Abstention, déficit démocratique et légitimité des pouvoirs

Par Moustapha Kassé

, par Pambazuka

Le phénomène de l’abstention est, aujourd’hui, une caractéristique de toutes les démocraties qu’elles soient jeunes ou adultes. La désillusion politique atteint de plus en plus de citoyens qui souvent se demandent, avec angoisse ou du moins une certaine gêne, à la veille d’une élection, pour qui voter. Ce désintérêt croissant de la population envers la politique menace-t-elle véritablement le système démocratique ou plutôt anéantit-il la légitimation des pouvoirs ?

Selon Anne Muxel (L’abstention : déficit démocratique), l’abstention progresse quel que soit le type d’élection, dans nombre de pays européens et africains. Comme un baromètre, l’abstention est un indicateur du climat de l’opinion, du lien entre les citoyens et leur représentation politique, et plus largement de l’état de santé du système démocratique. Un autre auteur comme Mark N. Franklin, examinant l’évolution de la participation électorale dans vingt-deux pays sur une longue période – de 1945 à nos jours –, constate qu’elle a augmenté en moyenne de 5,5 points.

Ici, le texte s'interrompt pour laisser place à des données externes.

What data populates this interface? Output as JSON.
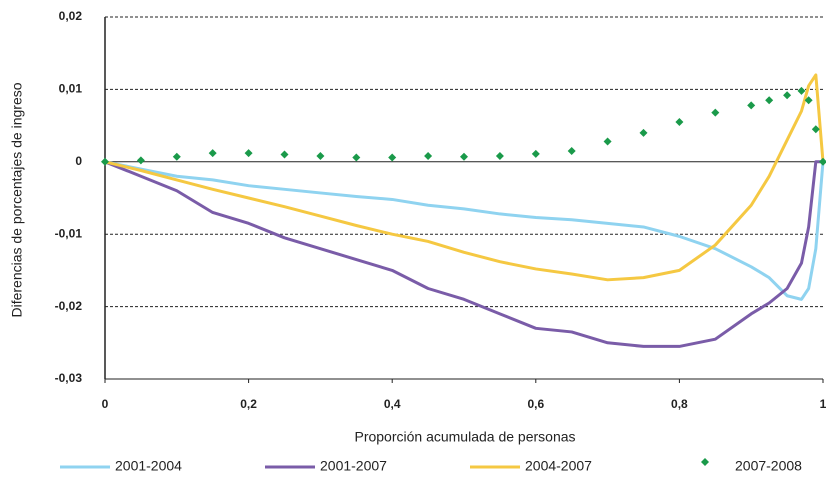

La problématique est quasi récurrente dans tous les pays et pour la majorité des élections, en dehors des présidentielles, pour lesquelles la mobilisation électorale est souvent très forte et peut varier de 70 à 80%. Toutes les autres élections, sans exception, accusent des taux élevés d’abstention. En prenant le cas de la France, aux régionales de 2004, l’abstention était de 38% au premier tour, aux municipales de 2008, elle était de 35% et en 2010 le taux était encore plus élevé. Il est souvent souligné qu’en 2002, le candidat du Parti socialiste a été éliminé au premier tour à cause d’une abstention massive. Les élections législatives dernières, en France comme au Sénégal, n’ont point dérogé à ces constats. Pour mémoire, au Sénégal, aux élections législatives de 2007, le taux d’abstention avait frisé les 70%, même si l’opposition avait boycotté les urnes.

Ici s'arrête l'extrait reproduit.